The invention relates generally to heating apparatus and in particular to cooking adapted to a wood-burning heating apparatus.
Heat from burning fuel is, of course, a traditional medium for cooking food, and cooking over an open fire is undoubtedly the earliest method of cooking. Although ovens and broilers are used for certain kinds of cooking, much cooking is still done atop open sources of heat such as gas or electric ranges.
Open cooking produces a certain amount of cooking odor and gaseous and solid by-products, that can rise to an annoying and uncomfortable level. Many gas and electric stoves are accompanied by overhead hoods for drawing up and exhausting such products. Some are equipped with passages built into the surface of the stove, with fans for drawing cooking by-products down into the stove openings and exhausting them.

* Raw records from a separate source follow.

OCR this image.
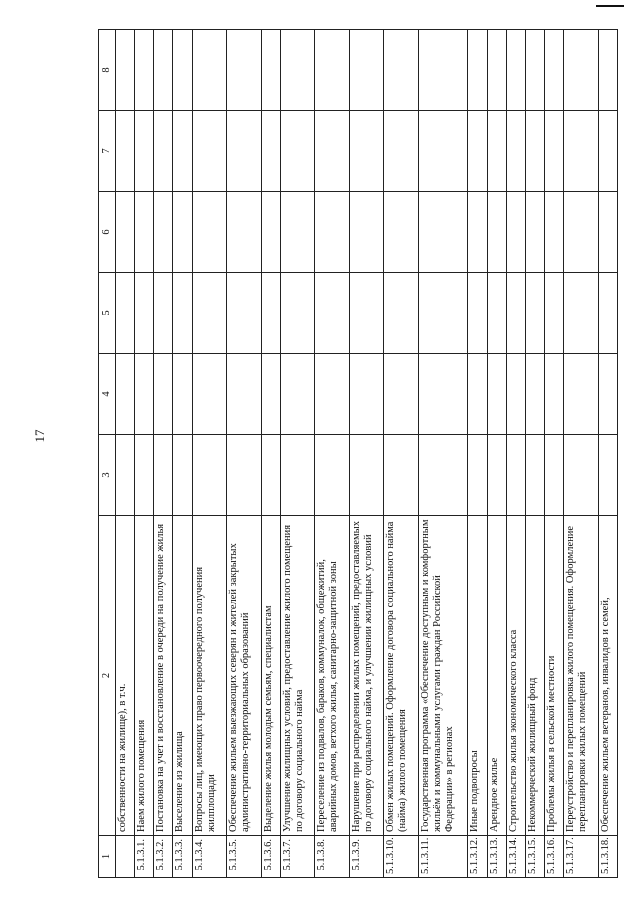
17
1	2	3	4	5	6	7	8
	собственности на жилище), в т.ч.						
5.1.3.1.	Наем жилого помещения						
5.1.3.2.	Постановка на учет и восстановление в очереди на получение жилья						
5.1.3.3.	Выселение из жилища						
5.1.3.4.	Вопросы лиц, имеющих право первоочередного получения жилплощади						
5.1.3.5.	Обеспечение жильем выезжающих северян и жителей закрытых административно-территориальных образований						
5.1.3.6.	Выделение жилья молодым семьям, специалистам						
5.1.3.7.	Улучшение жилищных условий, предоставление жилого помещения по договору социального найма						
5.1.3.8.	Переселение из подвалов, бараков, коммуналок, общежитий, аварийных домов, ветхого жилья, санитарно-защитной зоны						
5.1.3.9.	Нарушение при распределении жилых помещений, предоставляемых по договору социального найма, и улучшении жилищных условий						
5.1.3.10.	Обмен жилых помещений. Оформление договора социального найма (найма) жилого помещения						
5.1.3.11.	Государственная программа «Обеспечение доступным и комфортным жильём и коммунальными услугами граждан Российской Федерации» в регионах						
5.1.3.12.	Иные подвопросы						
5.1.3.13.	Арендное жилье						
5.1.3.14.	Строительство жилья экономического класса						
5.1.3.15.	Некоммерческий жилищный фонд						
5.1.3.16.	Проблемы жилья в сельской местности						
5.1.3.17.	Переустройство и перепланировка жилого помещения. Оформление перепланировки жилых помещений						
5.1.3.18.	Обеспечение жильем ветеранов, инвалидов и семей,						
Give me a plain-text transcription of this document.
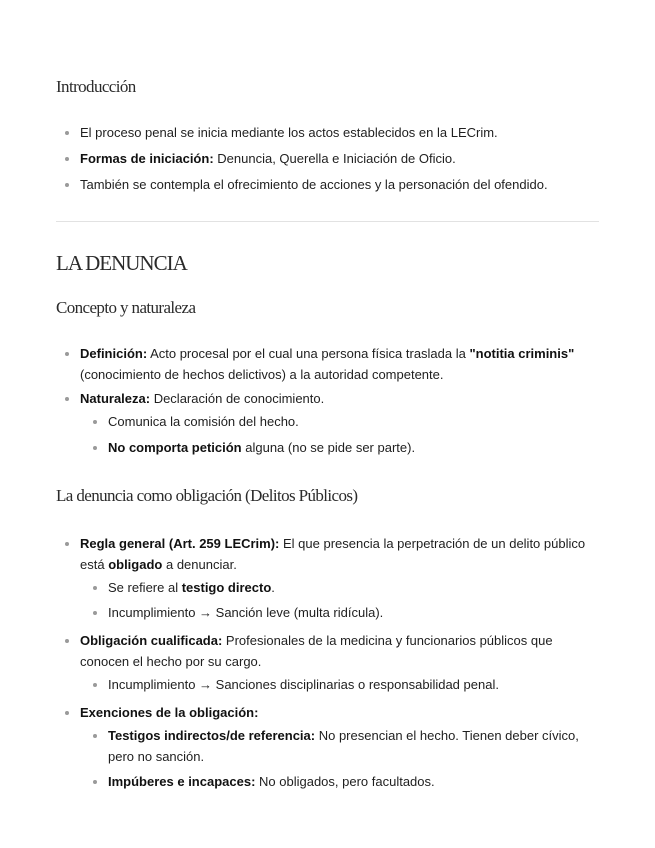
Introducción
El proceso penal se inicia mediante los actos establecidos en la LECrim.
Formas de iniciación: Denuncia, Querella e Iniciación de Oficio.
También se contempla el ofrecimiento de acciones y la personación del ofendido.
LA DENUNCIA
Concepto y naturaleza
Definición: Acto procesal por el cual una persona física traslada la "notitia criminis" (conocimiento de hechos delictivos) a la autoridad competente.
Naturaleza: Declaración de conocimiento.
Comunica la comisión del hecho.
No comporta petición alguna (no se pide ser parte).
La denuncia como obligación (Delitos Públicos)
Regla general (Art. 259 LECrim): El que presencia la perpetración de un delito público está obligado a denunciar.
Se refiere al testigo directo.
Incumplimiento → Sanción leve (multa ridícula).
Obligación cualificada: Profesionales de la medicina y funcionarios públicos que conocen el hecho por su cargo.
Incumplimiento → Sanciones disciplinarias o responsabilidad penal.
Exenciones de la obligación:
Testigos indirectos/de referencia: No presencian el hecho. Tienen deber cívico, pero no sanción.
Impúberes e incapaces: No obligados, pero facultados.
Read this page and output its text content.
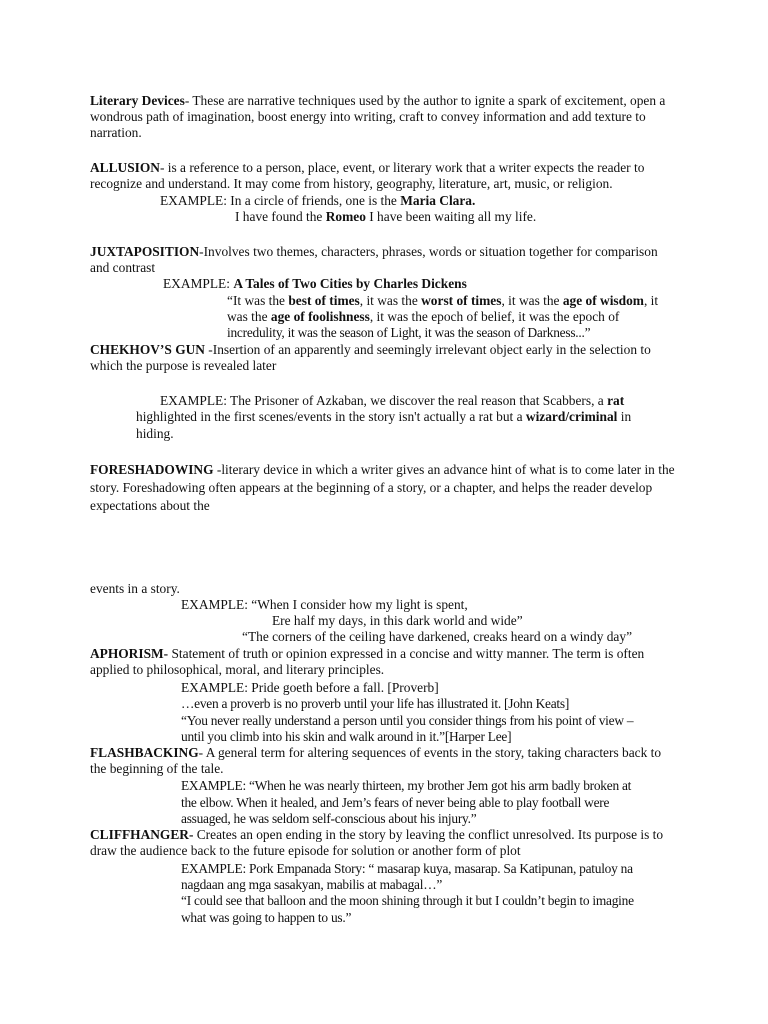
Literary Devices- These are narrative techniques used by the author to ignite a spark of excitement, open a wondrous path of imagination, boost energy into writing, craft to convey information and add texture to narration.

ALLUSION- is a reference to a person, place, event, or literary work that a writer expects the reader to recognize and understand. It may come from history, geography, literature, art, music, or religion.

EXAMPLE: In a circle of friends, one is the Maria Clara.

I have found the Romeo I have been waiting all my life.

JUXTAPOSITION-Involves two themes, characters, phrases, words or situation together for comparison and contrast

EXAMPLE: A Tales of Two Cities by Charles Dickens

“It was the best of times, it was the worst of times, it was the age of wisdom, it

was the age of foolishness, it was the epoch of belief, it was the epoch of

incredulity, it was the season of Light, it was the season of Darkness...”

CHEKHOV’S GUN -Insertion of an apparently and seemingly irrelevant object early in the selection to which the purpose is revealed later

EXAMPLE: The Prisoner of Azkaban, we discover the real reason that Scabbers, a rat

highlighted in the first scenes/events in the story isn't actually a rat but a wizard/criminal in

hiding.

FORESHADOWING -literary device in which a writer gives an advance hint of what is to come later in the story. Foreshadowing often appears at the beginning of a story, or a chapter, and helps the reader develop expectations about the

events in a story.

EXAMPLE: “When I consider how my light is spent,

Ere half my days, in this dark world and wide”

“The corners of the ceiling have darkened, creaks heard on a windy day”

APHORISM- Statement of truth or opinion expressed in a concise and witty manner. The term is often applied to philosophical, moral, and literary principles.

EXAMPLE: Pride goeth before a fall. [Proverb]

…even a proverb is no proverb until your life has illustrated it. [John Keats]

“You never really understand a person until you consider things from his point of view –

until you climb into his skin and walk around in it.”[Harper Lee]

FLASHBACKING- A general term for altering sequences of events in the story, taking characters back to the beginning of the tale.

EXAMPLE: “When he was nearly thirteen, my brother Jem got his arm badly broken at

the elbow. When it healed, and Jem’s fears of never being able to play football were

assuaged, he was seldom self-conscious about his injury.”

CLIFFHANGER- Creates an open ending in the story by leaving the conflict unresolved. Its purpose is to draw the audience back to the future episode for solution or another form of plot

EXAMPLE: Pork Empanada Story: “ masarap kuya, masarap. Sa Katipunan, patuloy na

nagdaan ang mga sasakyan, mabilis at mabagal…”

“I could see that balloon and the moon shining through it but I couldn’t begin to imagine

what was going to happen to us.”
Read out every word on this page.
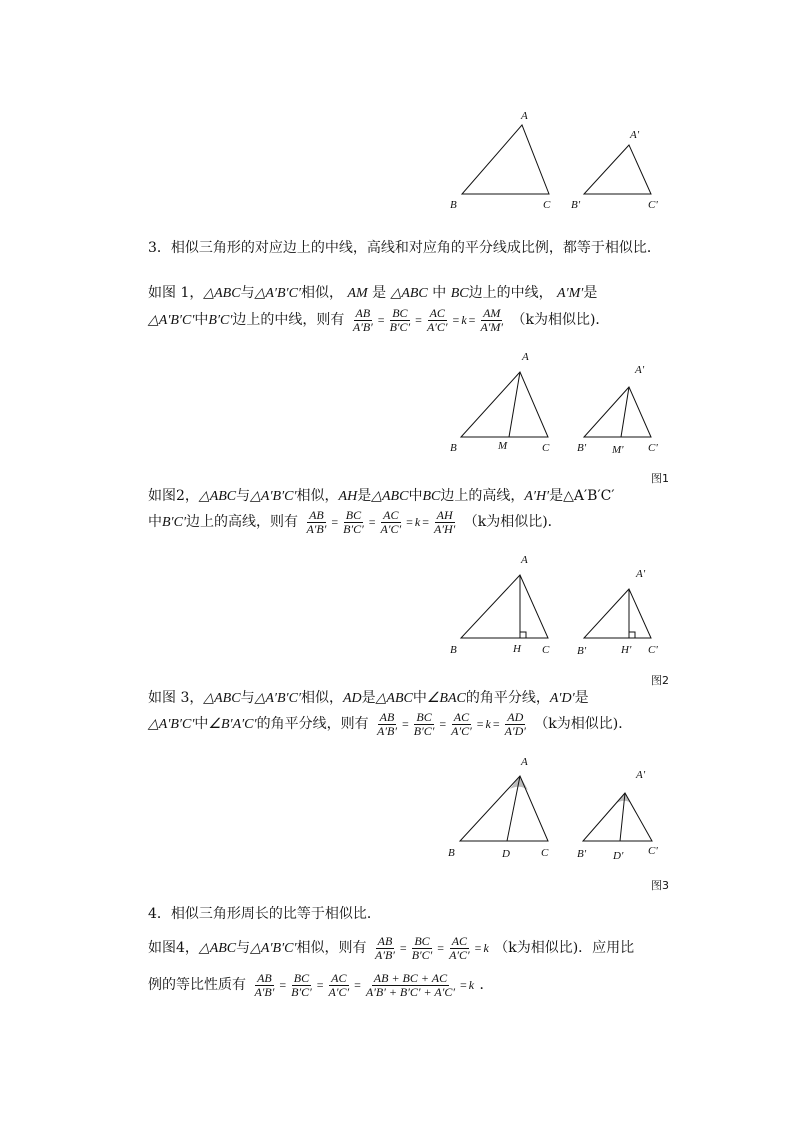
A
B	C
A'
B'	C'
3．相似三角形的对应边上的中线，高线和对应角的平分线成比例，都等于相似比．
如图 1，△ABC与△A′B′C′相似， AM 是 △ABC 中 BC边上的中线， A′M′是
△A′B′C′中B′C′边上的中线，则有 $\frac{AB}{A'B'} = \frac{BC}{B'C'} = \frac{AC}{A'C'} = k = \frac{AM}{A'M'} (k$为相似比)．
A
B	C
M
A'
B'	C'
M'
图1
如图2，△ABC与△A′B′C′相似，AH是△ABC中BC边上的高线，A′H′是△A′B′C′
中B′C′边上的高线，则有 $\frac{AB}{A'B'} = \frac{BC}{B'C'} = \frac{AC}{A'C'} = k = \frac{AH}{A'H'} (k$为相似比)．
A
B	C
H
A'
B'	C'
H'
图2
如图 3，△ABC与△A′B′C′相似，AD是△ABC中∠BAC的角平分线，A′D′是
△A′B′C′中∠B′A′C′的角平分线，则有 $\frac{AB}{A'B'} = \frac{BC}{B'C'} = \frac{AC}{A'C'} = k = \frac{AD}{A'D'} (k$为相似比)．
A
B	C
D
A'
B'	C'
D'
图3
4．相似三角形周长的比等于相似比．
如图4，△ABC与△A′B′C′相似，则有 $\frac{AB}{A'B'} = \frac{BC}{B'C'} = \frac{AC}{A'C'} = k$ （k为相似比)．应用比
例的等比性质有 $\frac{AB}{A'B'} = \frac{BC}{B'C'} = \frac{AC}{A'C'} = \frac{AB + BC + AC}{A'B' + B'C' + A'C'} = k$ ．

The enclosed fire in a wood burning stove transmits enough heat to the frame of the stove so that a stove surface, usually the top, can also be used as a source of heat for cooking. Cooking on top of a wood stove, however, also produces the cooking odors and other gaseous and solid cooking by-products mentioned above.
A principal object of the invention is to provide a method and apparatus for cooking in conjunction with solid fuel burning stoves like the one described hereinafter, namely, one with a top loading capability which requires that a downdraft through the top loading aperture be maintained if wood is loaded while the fire is lit.
Further objects of the invention are to provide an apparatus and a method for using a wood burning stove for cooking while maintaining the room free of cooking odors and, in the case of the apparatus, which is easy to use and inexpensive to manufacture.